La Lorraine, région qui compte le plus de ménages “énergétiquement vulnérables”. C’est ce qui ressort d’un rapport de l’Insee et des Dreal (les directions régionales de l’environnement, de l’aménagement et du logement). Bonne dernière du classement, la Lorraine doit sa place à de trop fortes dépenses en matière de chauffage et de carburant. Explications des chiffres publiés.

36,6% des ménages lorrains sont “énergétiquement vulnérables”. C’est ce que détaille le rapport de l’Insee et des Dreal paru ce mois de janvier, et qui s’appuie sur des données de 2008. Être “énergétiquement vulnérable”, cela signifie que chaque année, vous dépensez plus de 8% de vos revenus disponibles pour chauffer et éclairer votre logement, et plus de 4,5% pour vos déplacements. Et c’est donc le cas de 36,6% des ménages lorrains, soit 365 000 d’entre eux.

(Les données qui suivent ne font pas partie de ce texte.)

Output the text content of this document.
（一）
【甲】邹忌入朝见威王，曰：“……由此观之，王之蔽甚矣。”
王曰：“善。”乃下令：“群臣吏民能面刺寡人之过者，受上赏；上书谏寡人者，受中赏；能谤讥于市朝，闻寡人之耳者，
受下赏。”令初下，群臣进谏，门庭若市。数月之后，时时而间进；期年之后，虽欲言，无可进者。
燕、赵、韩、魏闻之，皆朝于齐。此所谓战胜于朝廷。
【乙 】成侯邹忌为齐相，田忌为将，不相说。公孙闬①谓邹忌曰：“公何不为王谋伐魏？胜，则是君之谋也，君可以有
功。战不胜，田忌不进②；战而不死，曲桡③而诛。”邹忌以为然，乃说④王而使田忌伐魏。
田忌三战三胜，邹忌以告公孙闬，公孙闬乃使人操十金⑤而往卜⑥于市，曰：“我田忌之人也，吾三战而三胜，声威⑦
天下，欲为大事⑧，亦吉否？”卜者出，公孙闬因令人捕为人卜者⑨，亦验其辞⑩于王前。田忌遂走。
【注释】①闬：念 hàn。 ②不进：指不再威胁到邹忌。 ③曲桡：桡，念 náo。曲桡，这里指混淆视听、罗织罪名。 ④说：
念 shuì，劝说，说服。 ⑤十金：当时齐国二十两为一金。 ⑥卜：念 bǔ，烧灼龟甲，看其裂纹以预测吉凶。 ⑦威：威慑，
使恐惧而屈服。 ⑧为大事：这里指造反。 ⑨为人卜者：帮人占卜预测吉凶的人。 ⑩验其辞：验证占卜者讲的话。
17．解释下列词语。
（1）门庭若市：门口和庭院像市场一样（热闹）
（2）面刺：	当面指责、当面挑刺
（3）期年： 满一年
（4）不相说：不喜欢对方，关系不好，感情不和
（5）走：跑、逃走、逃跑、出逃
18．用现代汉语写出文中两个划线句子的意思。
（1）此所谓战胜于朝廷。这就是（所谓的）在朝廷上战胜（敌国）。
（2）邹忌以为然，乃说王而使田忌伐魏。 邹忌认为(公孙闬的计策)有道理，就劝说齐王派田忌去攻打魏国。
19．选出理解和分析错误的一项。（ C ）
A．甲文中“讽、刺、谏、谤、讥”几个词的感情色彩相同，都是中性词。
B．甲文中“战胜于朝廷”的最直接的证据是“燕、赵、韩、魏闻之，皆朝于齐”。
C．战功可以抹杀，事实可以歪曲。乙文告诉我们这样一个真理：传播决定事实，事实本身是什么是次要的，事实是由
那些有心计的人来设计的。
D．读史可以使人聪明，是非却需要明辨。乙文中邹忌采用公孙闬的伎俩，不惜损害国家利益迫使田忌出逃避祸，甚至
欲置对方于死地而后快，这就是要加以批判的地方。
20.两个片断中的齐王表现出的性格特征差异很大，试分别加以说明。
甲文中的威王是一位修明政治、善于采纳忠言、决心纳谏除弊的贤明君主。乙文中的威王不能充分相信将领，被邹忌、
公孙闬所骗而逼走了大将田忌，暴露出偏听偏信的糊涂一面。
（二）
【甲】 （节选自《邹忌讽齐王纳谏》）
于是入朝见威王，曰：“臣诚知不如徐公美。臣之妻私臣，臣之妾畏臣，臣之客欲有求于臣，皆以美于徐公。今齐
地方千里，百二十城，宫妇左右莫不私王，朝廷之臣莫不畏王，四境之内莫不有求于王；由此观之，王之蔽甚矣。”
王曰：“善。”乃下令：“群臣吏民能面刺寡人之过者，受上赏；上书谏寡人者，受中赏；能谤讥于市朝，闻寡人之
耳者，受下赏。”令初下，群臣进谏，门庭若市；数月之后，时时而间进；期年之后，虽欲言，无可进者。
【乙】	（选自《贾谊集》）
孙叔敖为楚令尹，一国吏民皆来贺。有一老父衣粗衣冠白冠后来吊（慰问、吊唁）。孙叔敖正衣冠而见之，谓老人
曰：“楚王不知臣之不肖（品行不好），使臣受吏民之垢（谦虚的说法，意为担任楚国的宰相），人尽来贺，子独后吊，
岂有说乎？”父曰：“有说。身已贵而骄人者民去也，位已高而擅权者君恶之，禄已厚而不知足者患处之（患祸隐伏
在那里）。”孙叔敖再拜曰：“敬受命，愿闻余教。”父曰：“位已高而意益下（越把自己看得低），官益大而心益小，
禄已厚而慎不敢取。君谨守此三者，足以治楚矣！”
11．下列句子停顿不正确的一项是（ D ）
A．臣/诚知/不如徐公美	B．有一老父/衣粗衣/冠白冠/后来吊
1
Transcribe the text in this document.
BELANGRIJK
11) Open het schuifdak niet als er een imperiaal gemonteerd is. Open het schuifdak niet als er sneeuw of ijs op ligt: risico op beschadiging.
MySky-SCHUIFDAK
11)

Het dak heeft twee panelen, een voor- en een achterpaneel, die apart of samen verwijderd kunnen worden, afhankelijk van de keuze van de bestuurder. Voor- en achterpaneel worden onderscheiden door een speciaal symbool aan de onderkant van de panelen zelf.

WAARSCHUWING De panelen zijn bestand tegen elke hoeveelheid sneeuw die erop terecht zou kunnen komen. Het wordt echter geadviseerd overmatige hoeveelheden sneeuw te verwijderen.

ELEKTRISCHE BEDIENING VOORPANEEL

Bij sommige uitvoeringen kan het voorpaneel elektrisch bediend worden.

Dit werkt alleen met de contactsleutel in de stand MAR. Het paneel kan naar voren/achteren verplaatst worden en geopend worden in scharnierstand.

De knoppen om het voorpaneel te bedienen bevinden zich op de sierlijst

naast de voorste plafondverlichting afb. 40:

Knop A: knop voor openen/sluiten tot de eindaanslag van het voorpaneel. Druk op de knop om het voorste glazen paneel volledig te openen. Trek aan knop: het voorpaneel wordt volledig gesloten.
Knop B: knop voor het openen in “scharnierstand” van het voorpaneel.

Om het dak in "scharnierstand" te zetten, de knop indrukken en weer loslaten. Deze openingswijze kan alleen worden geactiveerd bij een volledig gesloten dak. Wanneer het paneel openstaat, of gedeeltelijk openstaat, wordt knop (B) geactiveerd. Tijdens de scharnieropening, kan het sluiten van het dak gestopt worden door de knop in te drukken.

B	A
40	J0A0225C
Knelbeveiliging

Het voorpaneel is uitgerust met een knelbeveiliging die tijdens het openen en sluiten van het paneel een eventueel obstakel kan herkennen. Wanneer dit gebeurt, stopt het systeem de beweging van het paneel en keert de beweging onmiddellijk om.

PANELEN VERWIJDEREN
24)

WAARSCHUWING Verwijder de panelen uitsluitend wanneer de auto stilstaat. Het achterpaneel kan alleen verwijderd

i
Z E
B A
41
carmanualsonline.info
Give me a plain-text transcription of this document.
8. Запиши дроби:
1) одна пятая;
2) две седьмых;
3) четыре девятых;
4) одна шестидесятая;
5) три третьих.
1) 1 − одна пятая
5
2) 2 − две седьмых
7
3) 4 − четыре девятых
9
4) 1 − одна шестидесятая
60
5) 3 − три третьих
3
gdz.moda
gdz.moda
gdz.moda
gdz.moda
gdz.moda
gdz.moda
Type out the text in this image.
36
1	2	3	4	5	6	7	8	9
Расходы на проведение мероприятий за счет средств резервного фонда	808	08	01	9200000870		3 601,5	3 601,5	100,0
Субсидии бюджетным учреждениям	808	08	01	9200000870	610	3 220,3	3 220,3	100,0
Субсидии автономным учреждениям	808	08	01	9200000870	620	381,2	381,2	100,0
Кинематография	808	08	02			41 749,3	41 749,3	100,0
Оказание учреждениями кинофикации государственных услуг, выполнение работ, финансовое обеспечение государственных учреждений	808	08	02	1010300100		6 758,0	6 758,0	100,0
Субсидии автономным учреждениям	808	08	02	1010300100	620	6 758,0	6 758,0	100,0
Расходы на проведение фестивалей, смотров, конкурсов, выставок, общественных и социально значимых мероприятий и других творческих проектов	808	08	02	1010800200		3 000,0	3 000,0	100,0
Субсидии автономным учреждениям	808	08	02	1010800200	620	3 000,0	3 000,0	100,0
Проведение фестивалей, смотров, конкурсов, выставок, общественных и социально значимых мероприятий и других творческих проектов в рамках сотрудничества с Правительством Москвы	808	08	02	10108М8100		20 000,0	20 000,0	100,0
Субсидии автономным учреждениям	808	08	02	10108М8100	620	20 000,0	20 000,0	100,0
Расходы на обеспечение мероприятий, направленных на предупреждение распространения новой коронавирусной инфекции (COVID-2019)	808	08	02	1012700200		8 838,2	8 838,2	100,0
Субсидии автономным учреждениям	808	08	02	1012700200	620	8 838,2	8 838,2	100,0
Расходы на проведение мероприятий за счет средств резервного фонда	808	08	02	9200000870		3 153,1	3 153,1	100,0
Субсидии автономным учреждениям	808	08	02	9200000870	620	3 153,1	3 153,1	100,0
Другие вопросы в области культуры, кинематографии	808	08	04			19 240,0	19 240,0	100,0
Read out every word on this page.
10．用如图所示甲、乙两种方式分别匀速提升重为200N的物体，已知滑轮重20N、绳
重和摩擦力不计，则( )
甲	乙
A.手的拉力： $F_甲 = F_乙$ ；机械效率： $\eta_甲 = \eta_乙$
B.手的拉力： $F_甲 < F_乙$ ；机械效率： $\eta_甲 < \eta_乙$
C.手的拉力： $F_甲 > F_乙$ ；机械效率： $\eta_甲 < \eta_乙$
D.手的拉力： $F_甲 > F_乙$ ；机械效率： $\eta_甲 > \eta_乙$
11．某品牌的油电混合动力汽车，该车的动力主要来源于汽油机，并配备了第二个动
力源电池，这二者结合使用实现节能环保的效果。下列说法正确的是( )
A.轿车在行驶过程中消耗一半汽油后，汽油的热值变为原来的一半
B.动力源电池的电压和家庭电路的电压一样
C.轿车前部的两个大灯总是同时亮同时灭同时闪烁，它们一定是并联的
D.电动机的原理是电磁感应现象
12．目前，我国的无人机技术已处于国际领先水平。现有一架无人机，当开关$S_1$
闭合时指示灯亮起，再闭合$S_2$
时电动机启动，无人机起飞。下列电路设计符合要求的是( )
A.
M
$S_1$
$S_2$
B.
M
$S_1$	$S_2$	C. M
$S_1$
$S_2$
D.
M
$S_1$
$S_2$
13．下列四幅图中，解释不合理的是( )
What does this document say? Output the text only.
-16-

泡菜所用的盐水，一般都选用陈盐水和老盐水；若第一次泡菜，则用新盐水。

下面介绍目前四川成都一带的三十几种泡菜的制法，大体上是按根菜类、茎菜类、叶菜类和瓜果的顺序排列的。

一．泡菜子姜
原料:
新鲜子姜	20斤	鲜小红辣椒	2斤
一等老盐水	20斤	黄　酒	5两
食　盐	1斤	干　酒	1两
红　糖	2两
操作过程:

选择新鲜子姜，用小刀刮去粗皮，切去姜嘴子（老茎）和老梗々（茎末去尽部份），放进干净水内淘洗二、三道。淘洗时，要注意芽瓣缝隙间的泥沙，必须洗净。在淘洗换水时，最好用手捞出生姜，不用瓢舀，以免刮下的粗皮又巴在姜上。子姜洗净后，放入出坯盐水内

Dernière du classement derrière l’Auvergne (27%) et la Franche-Comté (26%), la Lorraine est particulièrement touchée dans ses départements les plus ruraux : les Vosges, et surtout la Meuse. La Meurthe-et-Moselle et la Moselle s’en sortent mieux, notamment grâce aux grands centres urbains que sont Nancy et Metz. D’une part, cette vulnérabilité s’explique par la distance entre le domicile et le travail ainsi que les services (hôpitaux, commerces, loisirs), que par la proportion de logements communs. En effet, il est plus coûteux de chauffer plusieurs maisons individuelles qu’un logement commun de type HLM. C’est sans compter l’ancienneté des habitations.

Si l’on se penche sur les détails, on remarque vite que Meusiens et Vosgiens avaient, en 2008, des revenus inférieurs à la moyenne nationale. Cela explique en partie qu’ils consacrent davantage de ressources à leurs dépenses énergétiques. En plus de la faible densité de ces départements, s’ajoute, en particulier pour les Vosges, un climat montagneux plus rigoureux.

Un chiffre retient l’attention : le taux de cumul des deux vulnérabilités. En Lorraine, 4,6% des ménages dépensent une partie trop importante de leurs revenus pour se chauffer et se déplacer. C’est deux points de plus que pour le reste de la France. Là encore, la Meuse est très touchée : 9,6% des ménages sont dans ce cas.